Mission Improbable

Economist Teresa Ghilarducci of The New School wants a national, mandatory retirement savings plan to complement Social Security--and to replace the ERISA-regulated 401(k) system. I agree that the 401(k) system has issues, but I think we should fix Social Security first.

In the U.S., there are more than a few highly articulate, liberal female advocates for the economic interests of under-paid, under-saved middle and lower-middle class workers. Senator Elizabeth Warren (D-Mass) is perhaps the best known (or, depending on your politics, most notorious).

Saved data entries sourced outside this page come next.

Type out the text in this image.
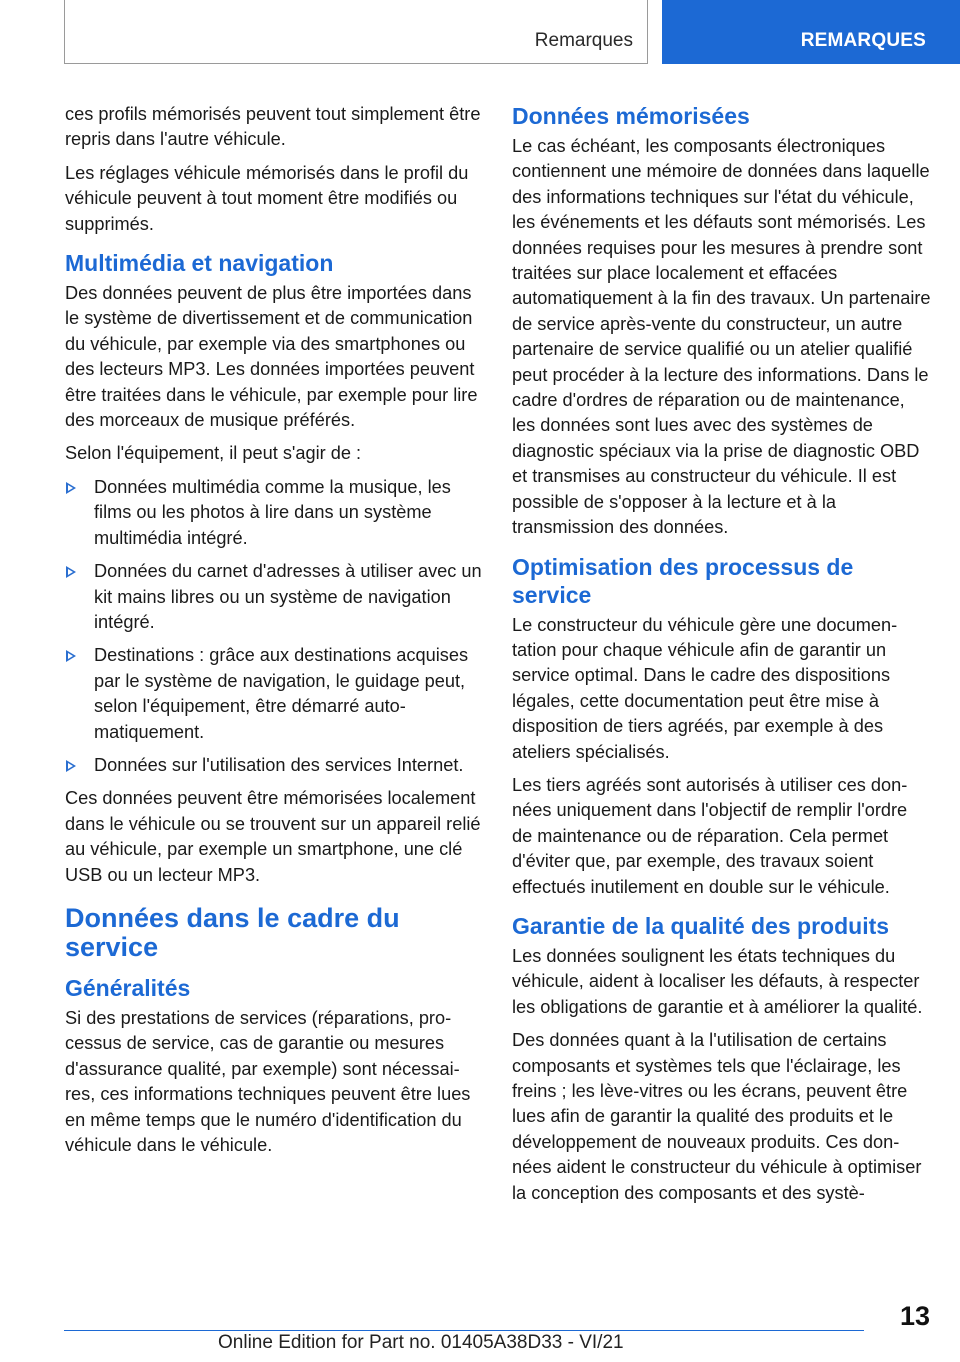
Remarques	REMARQUES

ces profils mémorisés peuvent tout simplement être repris dans l'autre véhicule.

Les réglages véhicule mémorisés dans le profil du véhicule peuvent à tout moment être modifiés ou supprimés.

Multimédia et navigation

Des données peuvent de plus être importées dans le système de divertissement et de communication du véhicule, par exemple via des smartphones ou des lecteurs MP3. Les données importées peuvent être traitées dans le véhicule, par exemple pour lire des morceaux de musique préférés.

Selon l'équipement, il peut s'agir de :

Données multimédia comme la musique, les films ou les photos à lire dans un système multimédia intégré.
Données du carnet d'adresses à utiliser avec un kit mains libres ou un système de navigation intégré.
Destinations : grâce aux destinations acquises par le système de navigation, le guidage peut, selon l'équipement, être démarré automatiquement.
Données sur l'utilisation des services Internet.

Ces données peuvent être mémorisées localement dans le véhicule ou se trouvent sur un appareil relié au véhicule, par exemple un smartphone, une clé USB ou un lecteur MP3.

Données dans le cadre du service
Généralités

Si des prestations de services (réparations, processus de service, cas de garantie ou mesures d'assurance qualité, par exemple) sont nécessaires, ces informations techniques peuvent être lues en même temps que le numéro d'identification du véhicule dans le véhicule.

Données mémorisées

Le cas échéant, les composants électroniques contiennent une mémoire de données dans laquelle des informations techniques sur l'état du véhicule, les événements et les défauts sont mémorisés. Les données requises pour les mesures à prendre sont traitées sur place localement et effacées automatiquement à la fin des travaux. Un partenaire de service après-vente du constructeur, un autre partenaire de service qualifié ou un atelier qualifié peut procéder à la lecture des informations. Dans le cadre d'ordres de réparation ou de maintenance, les données sont lues avec des systèmes de diagnostic spéciaux via la prise de diagnostic OBD et transmises au constructeur du véhicule. Il est possible de s'opposer à la lecture et à la transmission des données.

Optimisation des processus de service

Le constructeur du véhicule gère une documentation pour chaque véhicule afin de garantir un service optimal. Dans le cadre des dispositions légales, cette documentation peut être mise à disposition de tiers agréés, par exemple à des ateliers spécialisés.

Les tiers agréés sont autorisés à utiliser ces données uniquement dans l'objectif de remplir l'ordre de maintenance ou de réparation. Cela permet d'éviter que, par exemple, des travaux soient effectués inutilement en double sur le véhicule.

Garantie de la qualité des produits

Les données soulignent les états techniques du véhicule, aident à localiser les défauts, à respecter les obligations de garantie et à améliorer la qualité.

Des données quant à la l'utilisation de certains composants et systèmes tels que l'éclairage, les freins ; les lève-vitres ou les écrans, peuvent être lues afin de garantir la qualité des produits et le développement de nouveaux produits. Ces données aident le constructeur du véhicule à optimiser la conception des composants et des systè-

13
Online Edition for Part no. 01405A38D33 - VI/21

At the risk of leaving out many worthy people, I’ll mention only a few (in alphabetical order, with specialties): Anna Maria Lusardi (financial literacy), Teresa Ghilarducci (retirement plans), Cindy Hounsell (women), Alicia Munnell (retirement preparedness), and Barbara Roper (consumer protections).

Of this group, Dr. Ghilarducci (right) has been making news lately with a book, How to Retire With Enough Money (Workman, 2015), a recent New York Times op-ed piece and, this week, a report co-authored with Hamilton “Tony” James of The Blackstone Group called “A Comprehensive Plan to Confront the Retirement Savings Crisis.”Teresa Ghilarducci

As I understand her proposal, Ghilarducci, an economist who runs the Schwartz Center for Economic Policy Analysis at the New School in Manhattan, proposes a mandatory defined contribution savings plan with individual accounts, a choice of pension-style asset managers, and delivering a life annuity at retirement.

According to the report description of her Guaranteed Retirement Account:

  • Each account would be funded by an annual contribution of 3% of income (half from employer, half from participant).
  • The required contribution would be applied to income up to $250,000 a year.
  • Those earning under $40,000 a year would have their contributions offset by a $600 tax credit.  
  • To smooth investment outcomes and reduce sequence risk, the U.S. government would guarantee a minimum return of 2% on each participant’s contributions.
  • Like Social Security, invested assets would be available only as annuities, not as lump sums or prior to the retirement date. 
  • Contributions would be invested and managed by a variety of private asset managers using defined benefit pension principles and taking advantage of the higher returns possible through alternative investments. 
  • Survivors would receive a death benefit during the accumulation period but not during the income period.
  • The plan would replace the voluntary system of ERISA-regulated 401(k) plans in the U.S., eliminate the $100 billion+ annual tax expenditure for retirement savings, eliminate the overhead of DC plans for plan sponsors, and use the savings to pay for the tax credit for those earning under $40,000 and the employer contribution.   
  • The Social Security Administration would administer the payout of the annuity.

Dr. Ghilarducci believes that this type of plan is needed because, in her opinion, the current DC system doesn’t adequately fill the retirement security vacuum left by the slow death of the defined benefit system, doesn’t reach more than half of full-time U.S. workers at any given time, and whose tax benefits are highly regressive.

In private, many people agree that the status quo is a mess—either because of its needless complexities, inconsistencies and inequities or because of the ambiguities of its regulation by the Department of Labor, or all of the above. One of the 401(k)’s principal private-sector spokespersons once joked publicly that ERISA stands not for Employee Retirement Income Security Administration but for “Every Ridiculous Idea Since Adam.”   

Jokes and complaints notwithstanding, the many people whose livelihoods depend on the DC system (and its byzantine nature) are sure to defend it to their deaths. The opposition to the DOL’s fiduciary proposal would be nothing compared with the opposition to ending the DC system.

I agree with Dr. Ghilarducci that the DC system has serious shortcomings. The popularity of Roth conversions and Roth 401(k)s seems to me like a strong hint that tax-deferral creates more problems than it solves. But you have to pick your battles. I would rather see political energies spent on reforming Social Security and removing the cloud over its future. If we wait much longer to fix the proverbial third rail of American politics, it might be too late.